Se não existir carinho, amor, paixão, no casal o sexo não será envolvente e satisfatório.
Sinto que esta parte sentimental, e este conjunto de emoções torna a relação mais mágica em todos os sentidos.
Num sentido mais lacto, será que a cegueira impede mesmo a pessoa de "ver"?
A cegueira não impede de ver, a cegueira ajuda a ver melhor, a sentir e a perceber mais os outros.
A cegueira não dificulta, se calhar até nos trás transparência, uma melhor perceção das situações.
Considera que os preconceitos/ tabus na sociedade podem privar os cegos de uma vivência sexual plena e intensa?
Acho que não, depende de como cada um lida com a sua cegueira.

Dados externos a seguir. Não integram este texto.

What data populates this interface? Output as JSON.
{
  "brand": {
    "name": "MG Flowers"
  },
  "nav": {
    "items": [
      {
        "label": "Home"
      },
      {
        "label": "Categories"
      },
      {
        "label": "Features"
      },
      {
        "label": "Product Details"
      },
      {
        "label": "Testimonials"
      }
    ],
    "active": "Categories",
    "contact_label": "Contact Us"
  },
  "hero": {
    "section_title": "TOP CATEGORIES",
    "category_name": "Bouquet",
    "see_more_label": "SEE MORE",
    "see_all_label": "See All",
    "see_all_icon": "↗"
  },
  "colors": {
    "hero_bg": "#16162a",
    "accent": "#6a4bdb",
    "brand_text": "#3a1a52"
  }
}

Quando nós conseguimos desligar do que os outros pensam e começarmos a aceitar as nossas condições físicas, percebemos que somos assim, podemos ser felizes.
Temos de nos focar mais no EU, na felicidade, no amor e na paixão para sermos completos.
Será que as pessoas com cegueira têm uma perceção positiva da sexualidade?
A cegueira não afeta, não influencia, o que pode influenciar é a falta de confiança em nós.
Existindo confiança em mim, aceitar como eu sou, ter a consciência tranquila, a cegueira não me afetará nada.
A nossa mente, a forma como nós cegos encaramos a sexualidade, a forma como vemos é tudo, pode ajudar ou prejudicar.
Que mensagem quer deixar a homens e pessoas na sua situação?
Homens e mulheres com algum tipo de cegueira acreditem em vocês, encontrem a verdadeira essência da vida, do amor para serem felizes.
Não se preocupem com aquilo que os outros pensam, o mais importante é sermos felizes e aceitarmos a vida tal como ela é.
Devemos procurar partilhar amor, esperança.
Aceitem a cegueira como a vossa condição de vida, o caminho é a aceitação, e renderem-se à vida e ganharem força para ser feliz.
Nunca se esqueçam que a felicidade não está no exterior e sim no interior, e Todos nós temos a capacidade de sermos felizes.